Bullet-ridden with clichés and a lousy script that wastes its talented cast, Gangster Squad, will have you wishing you remembered where you put your copy of Casino or The Untouchables.
Even the climatic fight scene occurs on a flight of steps just as it did in the 1987 classic starring Kevin Costner, Sean Connery and Robert De Niro. At least the film is ripping off/paying homage to some of the best gangster films. Just too bad it couldn’t join their ranks.
Set in the late 1940s and loosely based on actual events, the Los Angeles Police Department is fighting a losing battle against the Chicago mob’s insurgence in the City of Angeles. The biggest threat to the peace is would-be kingpin Mickey Cohen (an over-the-top Sean Penn in a bad makeup job) who has big plans for the area and isn’t afraid to eliminate any competition.

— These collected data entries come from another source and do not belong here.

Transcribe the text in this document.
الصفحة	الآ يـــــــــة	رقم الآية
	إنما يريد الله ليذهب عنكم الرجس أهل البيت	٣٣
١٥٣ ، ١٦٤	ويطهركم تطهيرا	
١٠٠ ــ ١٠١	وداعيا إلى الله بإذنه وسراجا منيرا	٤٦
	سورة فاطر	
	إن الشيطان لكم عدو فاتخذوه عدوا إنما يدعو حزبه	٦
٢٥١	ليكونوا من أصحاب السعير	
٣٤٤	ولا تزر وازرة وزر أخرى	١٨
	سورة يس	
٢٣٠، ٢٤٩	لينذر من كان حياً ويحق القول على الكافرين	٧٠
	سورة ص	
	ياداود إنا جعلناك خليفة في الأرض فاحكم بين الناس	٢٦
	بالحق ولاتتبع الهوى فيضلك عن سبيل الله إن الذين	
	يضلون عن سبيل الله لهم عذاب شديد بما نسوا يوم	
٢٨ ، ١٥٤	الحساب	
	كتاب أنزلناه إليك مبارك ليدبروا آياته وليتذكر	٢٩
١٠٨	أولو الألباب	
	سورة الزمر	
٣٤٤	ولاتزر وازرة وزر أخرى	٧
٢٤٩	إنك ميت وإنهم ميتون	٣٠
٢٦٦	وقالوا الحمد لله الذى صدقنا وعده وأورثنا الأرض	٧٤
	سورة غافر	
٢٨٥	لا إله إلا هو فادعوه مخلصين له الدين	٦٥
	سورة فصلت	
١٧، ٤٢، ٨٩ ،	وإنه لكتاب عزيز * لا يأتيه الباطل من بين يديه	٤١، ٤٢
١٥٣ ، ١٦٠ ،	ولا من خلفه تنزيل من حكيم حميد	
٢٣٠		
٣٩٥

Cohen’s increasing reign of terror frustrates Sgt. John O’Mara, (Josh Brolin, Men In Black 3) a World War II vet turned police officer tired of turning a blind eye to the chaos around him. He yearns to make the city a better place for his pregnant wife, Connie (Mireille Enos) and future son.
With the backing of his chief (Nick Nolte), O’Mara assembles a team of like-minded officers —no-nonsense Coleman (Anthony Mackie, Abraham Lincoln: Vampire Hunter), the brainy Conway (Giovanni Ribisi, Ted), sharp-shooting Max (the ever reliable Robert Patrick, Safe House) and his eager partner Navidad Ramirez (Michael Peña).
They’re soon joined by Jerry Wooters (Ryan Gosling), an officer who has an even more personal stake as he’s dating Cohen’s mistress, Grace (Emma Stone, The Amazing Spider-Man). Gosling gives Jerry a higher-pitched voice than his regular tone. It’s kinda odd, but I appreciated Gosling doing something to distinguish Jerry from his other characters.
Director Ruben Fleischer, who helmed the brilliant Zombieland, gets the style and mood down of a classic gangster film from the great wardrobe, the ever-present clouds of cigarette smoke and toe-tapping music, but he can’t settle on a tone.
The action scenes are in-your-face explosive and are the only glimpses of life in the film, but then he abruptly switches with some light scenes intended for big laughs. It’s too jokey for the violent, often brutal world the characters inhabit.
Debuting screenwriter Will Beall (Castle) doesn’t leave a mob movie cliché unused. Will anything happen to the plucky shoeshine kid who’s out well past bedtime? And the squad member who dotes on his family will be just fine, right?
Beall’s cast is far better than the stock, generic roles they’re stuck in and somehow he manages to make the typically vivacious Stone dull and unlikeable.
I’d have paid to just watch Mackie and Peña team up against mobsters. Brolin and Gosling get the bulk of the screen time, but can only do so much with the dialogue. Penn at least gets some good lines so his going overboard nearly works in the film’s context, but it still feels like a bit much.
Beall’s already been anointed the new “It Guy” for Warner Bros. as he’s attached as the writer for Logan’s Run, Lethal Weapon 5 and Warner’s potentially biggest blockbuster of the decade — Justice League.
Squad has a decided comic book team feel to it from the focused leader, brooding pretty boy, team genius, weapons expert and comic relief uniting to stop an over-the-top villain so maybe he just used Gangster Squad as a trial run?
Regardless, the best move is to grab your squad, find a comfy seat on the couch and re-watch some mob classics. “Gangster Squad” can sleep with the fishes.